La Commission européenne est sommée de revoir sa position sur l’accord d’accès aux minerais conclus avec le Rwanda, après qu’une enquête de Global Witness a révélé l’implication d’une entreprise luxembourgeoise dans la contrebande de coltan congolais via Kigali. Ces révélations jettent une lumière crue sur les failles du dispositif européen censé garantir des chaînes d’approvisionnement « éthiques », et relancent le débat sur l’exploitation des « minerais de conflit » en République démocratique du Congo (RDC).
Signé en 2023, l’accord entre l’Union européenne (UE) et le Rwanda permet à Kigali d’exporter vers le marché européen des minerais critiques (coltan, étain, tungstène) en échange d’engagements sur la traçabilité et le respect des droits humains. Pourtant, selon le rapport de Global Witness, le négociant luxembourgeois Traxys aurait acheté, entre 2022 et 2024, des minerais en provenance de la RDC, introduits illégalement au Rwanda pour être « blanchis » et exportés vers l’Europe. Ces minerais, extraits dans des zones contrôlées par des groupes armés en RDC, alimenteraient ainsi des chaînes d’approvisionnement européennes, en violation flagrante des règles de diligence raisonnable de l’UE.
Traxys au cœur du scandale
L’enquête accuse Traxys, l’un des plus grands négociants mondiaux en matières premières, d’avoir acheté du coltan à des fournisseurs rwandais sans vérifier l’origine réelle des minerais. Selon des documents internes et des témoignages recueillis par Global Witness, ces minerais proviendraient en réalité de mines artisanales de l’est de la RDC, où travaillent des creuseurs dans des conditions extrêmes, sous la coupe de milices locales. Une pratique qui contredit directement les principes de l’Initiative pour des Minerais Responsables portée par l’UE.

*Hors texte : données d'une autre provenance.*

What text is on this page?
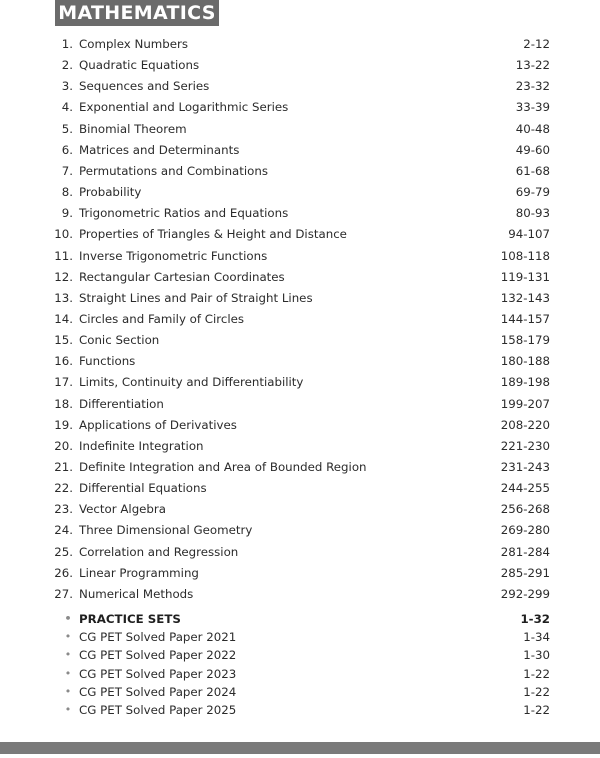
MATHEMATICS
1. Complex Numbers	2-12
2. Quadratic Equations	13-22
3. Sequences and Series	23-32
4. Exponential and Logarithmic Series	33-39
5. Binomial Theorem	40-48
6. Matrices and Determinants	49-60
7. Permutations and Combinations	61-68
8. Probability	69-79
9. Trigonometric Ratios and Equations	80-93
10. Properties of Triangles & Height and Distance	94-107
11. Inverse Trigonometric Functions	108-118
12. Rectangular Cartesian Coordinates	119-131
13. Straight Lines and Pair of Straight Lines	132-143
14. Circles and Family of Circles	144-157
15. Conic Section	158-179
16. Functions	180-188
17. Limits, Continuity and Differentiability	189-198
18. Differentiation	199-207
19. Applications of Derivatives	208-220
20. Indefinite Integration	221-230
21. Definite Integration and Area of Bounded Region	231-243
22. Differential Equations	244-255
23. Vector Algebra	256-268
24. Three Dimensional Geometry	269-280
25. Correlation and Regression	281-284
26. Linear Programming	285-291
27. Numerical Methods	292-299
• PRACTICE SETS	1-32
• CG PET Solved Paper 2021	1-34
• CG PET Solved Paper 2022	1-30
• CG PET Solved Paper 2023	1-22
• CG PET Solved Paper 2024	1-22
• CG PET Solved Paper 2025	1-22
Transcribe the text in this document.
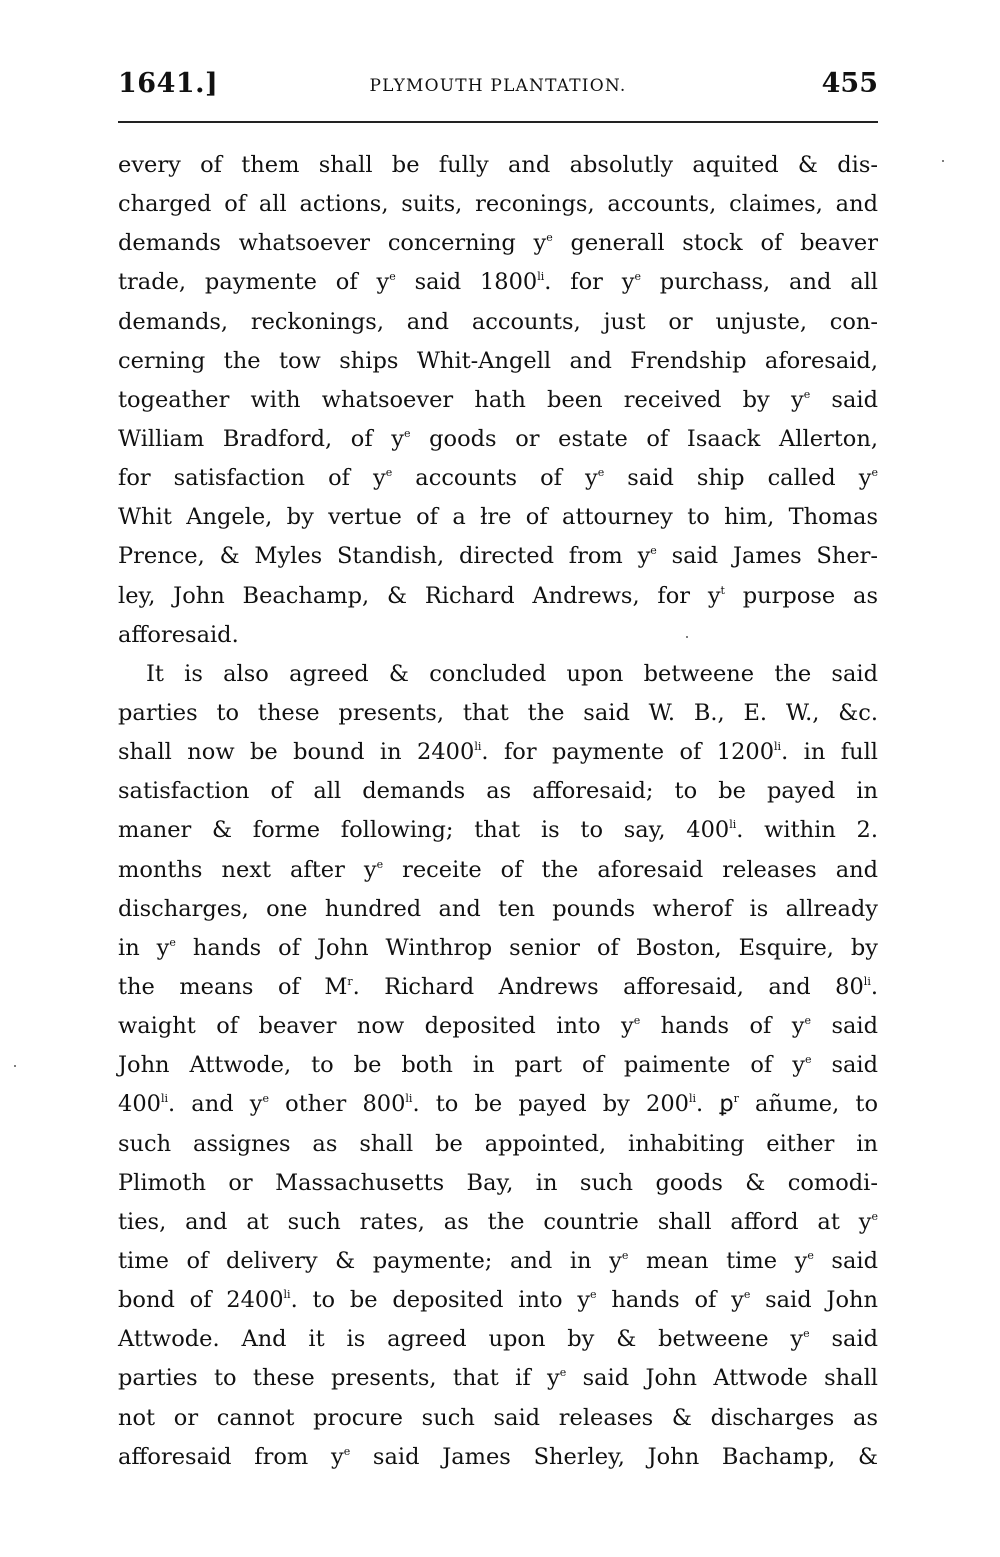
1641.]	PLYMOUTH PLANTATION.	455
every of them shall be fully and absolutly aquited & dis-
charged of all actions, suits, reconings, accounts, claimes, and
demands whatsoever concerning $y^e$ generall stock of beaver
trade, paymente of $y^e$ said $1800^{li}$. for $y^e$ purchass, and all
demands, reckonings, and accounts, just or unjuste, con-
cerning the tow ships Whit-Angell and Frendship aforesaid,
togeather with whatsoever hath been received by $y^e$ said
William Bradford, of $y^e$ goods or estate of Isaack Allerton,
for satisfaction of $y^e$ accounts of $y^e$ said ship called $y^e$
Whit Angele, by vertue of a łre of attourney to him, Thomas
Prence, & Myles Standish, directed from $y^e$ said James Sher-
ley, John Beachamp, & Richard Andrews, for $y^t$ purpose as
afforesaid.
It is also agreed & concluded upon betweene the said
parties to these presents, that the said W. B., E. W., &c.
shall now be bound in $2400^{li}$. for paymente of $1200^{li}$. in full
satisfaction of all demands as afforesaid; to be payed in
maner & forme following; that is to say, $400^{li}$. within 2.
months next after $y^e$ receite of the aforesaid releases and
discharges, one hundred and ten pounds wherof is allready
in $y^e$ hands of John Winthrop senior of Boston, Esquire, by
the means of $M^r$. Richard Andrews afforesaid, and $80^{li}$.
waight of beaver now deposited into $y^e$ hands of $y^e$ said
John Attwode, to be both in part of paimente of $y^e$ said
$400^{li}$. and $y^e$ other $800^{li}$. to be payed by $200^{li}$. ꝑ$^r$ añume, to
such assignes as shall be appointed, inhabiting either in
Plimoth or Massachusetts Bay, in such goods & comodi-
ties, and at such rates, as the countrie shall afford at $y^e$
time of delivery & paymente; and in $y^e$ mean time $y^e$ said
bond of $2400^{li}$. to be deposited into $y^e$ hands of $y^e$ said John
Attwode. And it is agreed upon by & betweene $y^e$ said
parties to these presents, that if $y^e$ said John Attwode shall
not or cannot procure such said releases & discharges as
afforesaid from $y^e$ said James Sherley, John Bachamp, &
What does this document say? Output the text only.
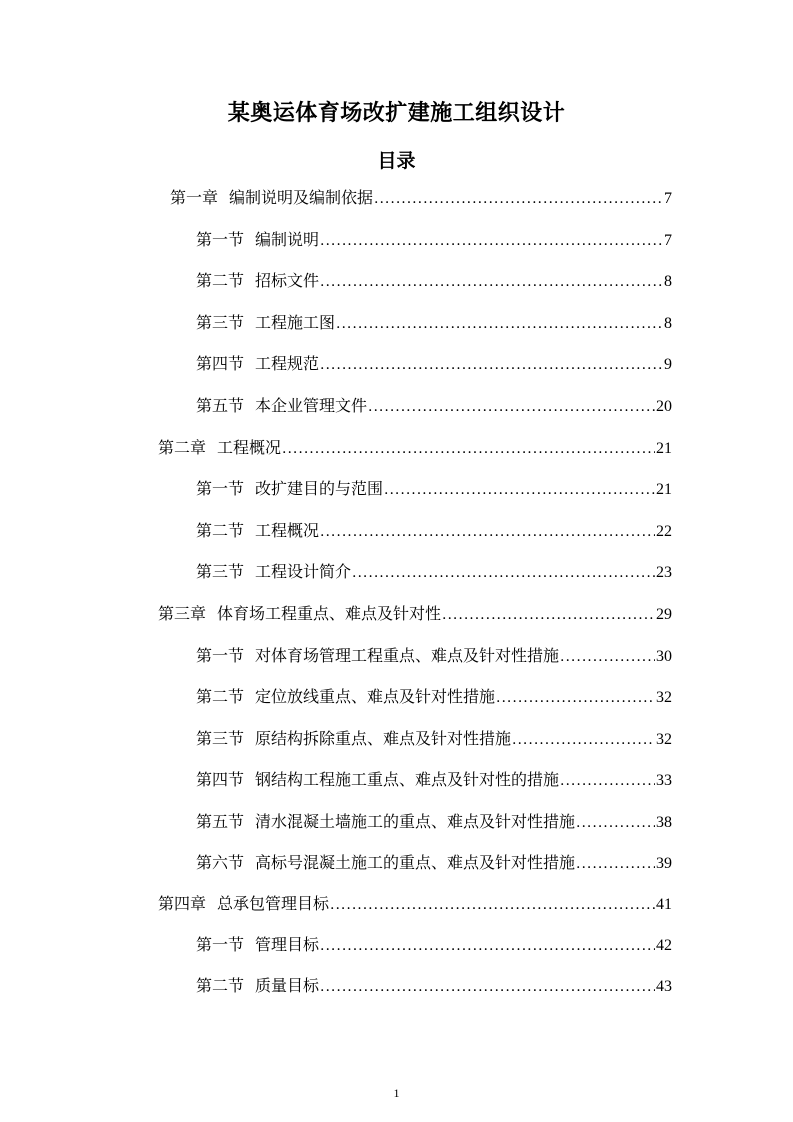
某奥运体育场改扩建施工组织设计
目录
第一章 编制说明及编制依据 .....	7
第一节 编制说明 .....	7
第二节 招标文件 .....	8
第三节 工程施工图 .....	8
第四节 工程规范 .....	9
第五节 本企业管理文件 .....	20
第二章 工程概况 .....	21
第一节 改扩建目的与范围 .....	21
第二节 工程概况 .....	22
第三节 工程设计简介 .....	23
第三章 体育场工程重点、难点及针对性 .....	29
第一节 对体育场管理工程重点、难点及针对性措施 .....	30
第二节 定位放线重点、难点及针对性措施 .....	32
第三节 原结构拆除重点、难点及针对性措施 .....	32
第四节 钢结构工程施工重点、难点及针对性的措施 .....	33
第五节 清水混凝土墙施工的重点、难点及针对性措施 .....	38
第六节 高标号混凝土施工的重点、难点及针对性措施 .....	39
第四章 总承包管理目标 .....	41
第一节 管理目标 .....	42
第二节 质量目标 .....	43
1
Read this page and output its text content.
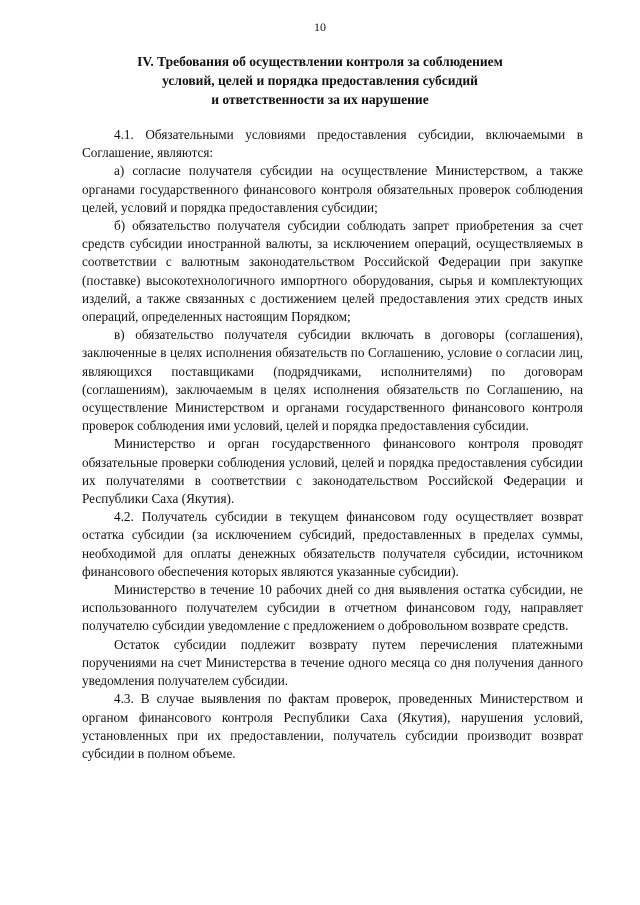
10
IV. Требования об осуществлении контроля за соблюдением
условий, целей и порядка предоставления субсидий
и ответственности за их нарушение

4.1. Обязательными условиями предоставления субсидии, включаемыми в Соглашение, являются:

а) согласие получателя субсидии на осуществление Министерством, а также органами государственного финансового контроля обязательных проверок соблюдения целей, условий и порядка предоставления субсидии;

б) обязательство получателя субсидии соблюдать запрет приобретения за счет средств субсидии иностранной валюты, за исключением операций, осуществляемых в соответствии с валютным законодательством Российской Федерации при закупке (поставке) высокотехнологичного импортного оборудования, сырья и комплектующих изделий, а также связанных с достижением целей предоставления этих средств иных операций, определенных настоящим Порядком;

в) обязательство получателя субсидии включать в договоры (соглашения), заключенные в целях исполнения обязательств по Соглашению, условие о согласии лиц, являющихся поставщиками (подрядчиками, исполнителями) по договорам (соглашениям), заключаемым в целях исполнения обязательств по Соглашению, на осуществление Министерством и органами государственного финансового контроля проверок соблюдения ими условий, целей и порядка предоставления субсидии.

Министерство и орган государственного финансового контроля проводят обязательные проверки соблюдения условий, целей и порядка предоставления субсидии их получателями в соответствии с законодательством Российской Федерации и Республики Саха (Якутия).

4.2. Получатель субсидии в текущем финансовом году осуществляет возврат остатка субсидии (за исключением субсидий, предоставленных в пределах суммы, необходимой для оплаты денежных обязательств получателя субсидии, источником финансового обеспечения которых являются указанные субсидии).

Министерство в течение 10 рабочих дней со дня выявления остатка субсидии, не использованного получателем субсидии в отчетном финансовом году, направляет получателю субсидии уведомление с предложением о добровольном возврате средств.

Остаток субсидии подлежит возврату путем перечисления платежными поручениями на счет Министерства в течение одного месяца со дня получения данного уведомления получателем субсидии.

4.3. В случае выявления по фактам проверок, проведенных Министерством и органом финансового контроля Республики Саха (Якутия), нарушения условий, установленных при их предоставлении, получатель субсидии производит возврат субсидии в полном объеме.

Le député européen belge Marc Botenga (groupe de la Gauche unitaire) a fustigé l’attitude de la Commission sur son compte X : « L’entreprise luxembourgeoise Traxys accusée d’avoir acheté des minerais congolais volés en contrebande via le Rwanda. Cette enquête Global Witness est très embarrassante pour la Commission européenne et sa défense de l’accord UE-Rwanda sur les minerais. ».
Des ONG, dont Global Witness et Resource Matters, appellent à une suspension immédiate de l’accord et à des sanctions contre Traxys, accusé de « profiter du chaos » en RDC.
Derrière ce scandale se cachent des intérêts colossaux. Le coltan, essentiel pour l’électronique et la transition énergétique, est un minerai stratégique. La RDC, qui détient 60 % des réserves mondiales, reste pourtant marginalisée dans les chaînes de valeur, au profit de pays comme le Rwanda, accusé depuis des décennies de servir de plaque tournante à la contrebande.
Pour les ONG, il est urgent que l’UE assume ses responsabilités : « Sans transparence et sanctions, l’Europe reste complice d’un pillage qui alimente les conflits en RDC », conclut un rapporteur de Resource Matters.